Ryan Marshall, CEO, Voxtur Analytics

Marshall

“We are now in the beginning of the beginning of the Fed lowering rates. We know that the Fed will continue to cut rates throughout the year to keep the economy as strong as possible, but how far are they willing to go? We think they will keep cutting until rates are hovering at 5%, unless there is a strong economic event, like a major uptick in unemployment. In which case, the Fed will get more aggressive in cutting rates.”

Olson

Scott Olson, executive director, Community Home Lenders of America

“Today’s interest rate cuts are critical in creating a more affordable housing environment, particularly for first-time and low-to moderate-income homebuyers.”

Tavares

Silvio Tavares, president and CEO, VantageScore

“While consumers overall remain credit-healthy, many are facing mounting financial challenges, including rising delinquency rates and the highest credit card balances we’ve seen in more than four years. Today’s cut helps, but it will take multiple cuts to have a noticeable impact on everyday finances.”

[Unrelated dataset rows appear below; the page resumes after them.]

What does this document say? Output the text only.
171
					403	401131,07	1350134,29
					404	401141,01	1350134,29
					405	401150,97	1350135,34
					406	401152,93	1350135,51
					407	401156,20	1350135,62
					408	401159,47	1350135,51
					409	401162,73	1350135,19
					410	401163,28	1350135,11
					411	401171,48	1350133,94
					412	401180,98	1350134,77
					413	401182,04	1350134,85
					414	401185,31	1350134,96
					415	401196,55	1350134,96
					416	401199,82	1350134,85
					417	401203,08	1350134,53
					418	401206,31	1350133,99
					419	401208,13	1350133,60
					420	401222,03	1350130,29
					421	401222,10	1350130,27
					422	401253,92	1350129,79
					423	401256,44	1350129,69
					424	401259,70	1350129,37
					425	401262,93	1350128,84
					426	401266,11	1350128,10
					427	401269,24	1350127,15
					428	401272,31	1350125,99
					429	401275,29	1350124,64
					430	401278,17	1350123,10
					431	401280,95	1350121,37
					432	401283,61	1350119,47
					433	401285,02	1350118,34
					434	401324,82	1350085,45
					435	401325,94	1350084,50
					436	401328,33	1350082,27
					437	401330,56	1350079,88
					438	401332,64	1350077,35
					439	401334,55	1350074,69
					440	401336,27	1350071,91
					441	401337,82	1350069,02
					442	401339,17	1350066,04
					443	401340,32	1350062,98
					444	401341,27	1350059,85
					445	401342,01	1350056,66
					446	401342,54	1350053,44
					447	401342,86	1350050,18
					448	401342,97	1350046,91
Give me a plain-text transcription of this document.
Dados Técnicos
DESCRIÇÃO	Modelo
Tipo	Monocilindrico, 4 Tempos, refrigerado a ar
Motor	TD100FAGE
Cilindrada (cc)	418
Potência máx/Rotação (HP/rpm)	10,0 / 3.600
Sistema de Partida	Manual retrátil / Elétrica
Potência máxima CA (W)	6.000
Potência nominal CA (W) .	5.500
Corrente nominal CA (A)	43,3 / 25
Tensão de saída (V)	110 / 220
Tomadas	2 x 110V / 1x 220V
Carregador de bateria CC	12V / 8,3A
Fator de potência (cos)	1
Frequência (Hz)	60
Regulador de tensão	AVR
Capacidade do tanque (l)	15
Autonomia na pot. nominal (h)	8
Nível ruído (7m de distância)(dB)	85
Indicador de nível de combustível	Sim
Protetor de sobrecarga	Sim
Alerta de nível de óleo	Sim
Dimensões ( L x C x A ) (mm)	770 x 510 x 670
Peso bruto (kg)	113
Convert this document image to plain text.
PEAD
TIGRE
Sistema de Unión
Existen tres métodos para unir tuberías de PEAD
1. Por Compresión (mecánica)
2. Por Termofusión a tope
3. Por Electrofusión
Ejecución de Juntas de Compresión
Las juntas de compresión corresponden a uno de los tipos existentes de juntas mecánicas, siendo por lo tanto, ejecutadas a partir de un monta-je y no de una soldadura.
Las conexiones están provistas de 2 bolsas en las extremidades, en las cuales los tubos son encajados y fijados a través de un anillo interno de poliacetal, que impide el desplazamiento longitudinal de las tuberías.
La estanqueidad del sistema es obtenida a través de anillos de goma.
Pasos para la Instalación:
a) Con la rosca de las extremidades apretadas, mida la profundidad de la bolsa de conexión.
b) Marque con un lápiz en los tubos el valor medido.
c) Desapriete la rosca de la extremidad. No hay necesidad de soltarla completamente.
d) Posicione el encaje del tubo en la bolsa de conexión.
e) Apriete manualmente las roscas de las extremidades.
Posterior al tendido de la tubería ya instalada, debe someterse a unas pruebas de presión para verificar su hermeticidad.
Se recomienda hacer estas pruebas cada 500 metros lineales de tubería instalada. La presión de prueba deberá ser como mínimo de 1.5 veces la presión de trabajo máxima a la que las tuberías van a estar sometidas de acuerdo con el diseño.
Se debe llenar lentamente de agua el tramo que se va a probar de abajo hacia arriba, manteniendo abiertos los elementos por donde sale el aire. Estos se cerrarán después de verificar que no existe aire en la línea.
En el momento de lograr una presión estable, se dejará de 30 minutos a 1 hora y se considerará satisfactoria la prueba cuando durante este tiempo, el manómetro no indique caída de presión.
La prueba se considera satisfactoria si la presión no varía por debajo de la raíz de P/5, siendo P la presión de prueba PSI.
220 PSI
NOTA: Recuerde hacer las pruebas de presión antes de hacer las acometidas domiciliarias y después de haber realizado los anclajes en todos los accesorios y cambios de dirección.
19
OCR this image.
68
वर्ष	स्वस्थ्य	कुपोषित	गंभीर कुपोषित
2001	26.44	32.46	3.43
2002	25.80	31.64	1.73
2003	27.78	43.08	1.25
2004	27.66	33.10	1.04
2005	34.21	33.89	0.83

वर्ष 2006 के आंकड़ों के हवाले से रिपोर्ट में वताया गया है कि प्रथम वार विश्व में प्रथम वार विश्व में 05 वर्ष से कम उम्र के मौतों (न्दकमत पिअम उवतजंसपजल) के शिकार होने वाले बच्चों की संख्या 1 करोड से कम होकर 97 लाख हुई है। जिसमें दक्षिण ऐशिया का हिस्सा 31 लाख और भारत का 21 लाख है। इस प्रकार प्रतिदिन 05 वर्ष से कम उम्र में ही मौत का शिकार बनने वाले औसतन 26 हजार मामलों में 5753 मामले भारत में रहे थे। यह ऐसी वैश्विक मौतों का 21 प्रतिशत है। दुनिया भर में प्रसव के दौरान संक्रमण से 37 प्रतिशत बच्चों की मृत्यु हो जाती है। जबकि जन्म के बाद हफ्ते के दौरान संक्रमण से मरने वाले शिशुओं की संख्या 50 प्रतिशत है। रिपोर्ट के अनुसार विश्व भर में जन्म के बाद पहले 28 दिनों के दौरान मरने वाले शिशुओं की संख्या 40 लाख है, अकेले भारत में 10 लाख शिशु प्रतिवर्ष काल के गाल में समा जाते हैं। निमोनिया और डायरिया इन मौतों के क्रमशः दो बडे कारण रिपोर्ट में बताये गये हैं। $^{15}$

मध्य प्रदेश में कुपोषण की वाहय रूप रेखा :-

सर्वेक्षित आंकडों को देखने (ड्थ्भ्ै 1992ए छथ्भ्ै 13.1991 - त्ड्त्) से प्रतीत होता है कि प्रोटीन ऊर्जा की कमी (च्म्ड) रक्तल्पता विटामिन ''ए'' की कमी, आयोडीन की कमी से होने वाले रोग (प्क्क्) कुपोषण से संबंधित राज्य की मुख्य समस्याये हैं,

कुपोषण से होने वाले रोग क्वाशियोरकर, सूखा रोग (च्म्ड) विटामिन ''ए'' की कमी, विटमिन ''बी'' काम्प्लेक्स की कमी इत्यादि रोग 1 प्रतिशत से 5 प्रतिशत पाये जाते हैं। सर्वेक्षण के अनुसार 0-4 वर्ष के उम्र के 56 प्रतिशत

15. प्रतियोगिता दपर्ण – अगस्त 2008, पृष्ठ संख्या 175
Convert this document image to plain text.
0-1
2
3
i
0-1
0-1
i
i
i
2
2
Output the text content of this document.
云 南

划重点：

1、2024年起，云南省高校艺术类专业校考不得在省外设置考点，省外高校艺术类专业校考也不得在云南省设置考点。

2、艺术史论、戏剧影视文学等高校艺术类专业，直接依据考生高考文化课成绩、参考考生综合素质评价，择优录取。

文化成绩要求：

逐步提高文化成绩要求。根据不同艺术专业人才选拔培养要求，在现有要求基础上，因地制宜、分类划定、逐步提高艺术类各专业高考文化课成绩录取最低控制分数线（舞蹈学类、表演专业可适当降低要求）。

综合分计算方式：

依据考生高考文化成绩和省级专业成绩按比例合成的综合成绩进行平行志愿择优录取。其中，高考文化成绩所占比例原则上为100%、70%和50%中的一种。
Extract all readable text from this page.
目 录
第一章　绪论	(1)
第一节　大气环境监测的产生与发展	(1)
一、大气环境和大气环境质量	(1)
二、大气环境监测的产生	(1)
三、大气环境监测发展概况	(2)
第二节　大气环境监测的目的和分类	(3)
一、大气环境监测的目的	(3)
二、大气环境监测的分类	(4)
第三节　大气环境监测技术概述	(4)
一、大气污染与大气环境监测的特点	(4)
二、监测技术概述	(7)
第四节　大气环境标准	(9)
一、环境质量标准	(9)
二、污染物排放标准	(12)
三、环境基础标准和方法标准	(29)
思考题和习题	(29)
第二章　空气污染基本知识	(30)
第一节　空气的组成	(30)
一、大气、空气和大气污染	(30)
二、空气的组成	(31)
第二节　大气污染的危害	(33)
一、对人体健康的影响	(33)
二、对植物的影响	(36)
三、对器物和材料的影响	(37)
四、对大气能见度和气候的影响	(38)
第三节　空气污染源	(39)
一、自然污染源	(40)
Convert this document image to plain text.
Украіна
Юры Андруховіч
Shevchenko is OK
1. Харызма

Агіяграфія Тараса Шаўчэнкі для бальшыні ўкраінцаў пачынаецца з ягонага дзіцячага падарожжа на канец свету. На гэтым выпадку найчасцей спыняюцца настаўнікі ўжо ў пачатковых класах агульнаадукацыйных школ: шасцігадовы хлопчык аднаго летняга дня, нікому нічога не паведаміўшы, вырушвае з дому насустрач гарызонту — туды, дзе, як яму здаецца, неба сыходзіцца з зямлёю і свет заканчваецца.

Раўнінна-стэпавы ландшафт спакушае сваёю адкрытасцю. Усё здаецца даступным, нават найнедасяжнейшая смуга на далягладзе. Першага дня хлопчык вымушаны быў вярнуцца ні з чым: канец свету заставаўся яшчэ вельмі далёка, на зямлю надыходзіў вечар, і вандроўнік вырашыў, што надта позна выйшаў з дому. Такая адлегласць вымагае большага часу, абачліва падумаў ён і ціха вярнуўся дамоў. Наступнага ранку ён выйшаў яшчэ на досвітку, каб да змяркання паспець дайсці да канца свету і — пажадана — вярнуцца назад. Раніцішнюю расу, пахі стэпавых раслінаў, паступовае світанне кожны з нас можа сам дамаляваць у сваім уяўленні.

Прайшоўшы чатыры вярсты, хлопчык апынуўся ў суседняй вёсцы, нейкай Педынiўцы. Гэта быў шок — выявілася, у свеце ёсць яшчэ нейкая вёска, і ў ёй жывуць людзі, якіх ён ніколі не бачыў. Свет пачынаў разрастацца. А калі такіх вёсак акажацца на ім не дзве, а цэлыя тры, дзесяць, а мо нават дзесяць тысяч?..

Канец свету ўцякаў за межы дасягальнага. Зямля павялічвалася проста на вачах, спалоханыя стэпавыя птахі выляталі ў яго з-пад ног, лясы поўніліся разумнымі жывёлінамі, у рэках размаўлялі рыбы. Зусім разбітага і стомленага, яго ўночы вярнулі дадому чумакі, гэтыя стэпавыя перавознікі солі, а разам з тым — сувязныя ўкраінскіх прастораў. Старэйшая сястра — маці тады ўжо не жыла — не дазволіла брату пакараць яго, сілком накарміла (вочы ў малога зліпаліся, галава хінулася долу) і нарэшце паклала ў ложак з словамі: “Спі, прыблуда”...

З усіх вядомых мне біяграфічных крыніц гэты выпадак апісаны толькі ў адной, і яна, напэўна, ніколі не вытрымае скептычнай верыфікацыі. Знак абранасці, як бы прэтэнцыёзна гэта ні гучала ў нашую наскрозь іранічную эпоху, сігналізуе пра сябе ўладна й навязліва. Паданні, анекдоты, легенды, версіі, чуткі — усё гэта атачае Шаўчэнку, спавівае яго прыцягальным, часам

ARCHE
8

Eric Orenstein, senior director, Fitch Ratings

“The Fed’s 50-bps rate cut likely adds downward momentum for mortgage rates, which have already come down materially since May as treasuries have rallied. While not enough for a full-scale refi boom, an average 30-year rate approaching 6% does open up a meaningful slice of the market for refinancing. Mortgage originators stand to benefit, and will likely find the toughest times already behind them.”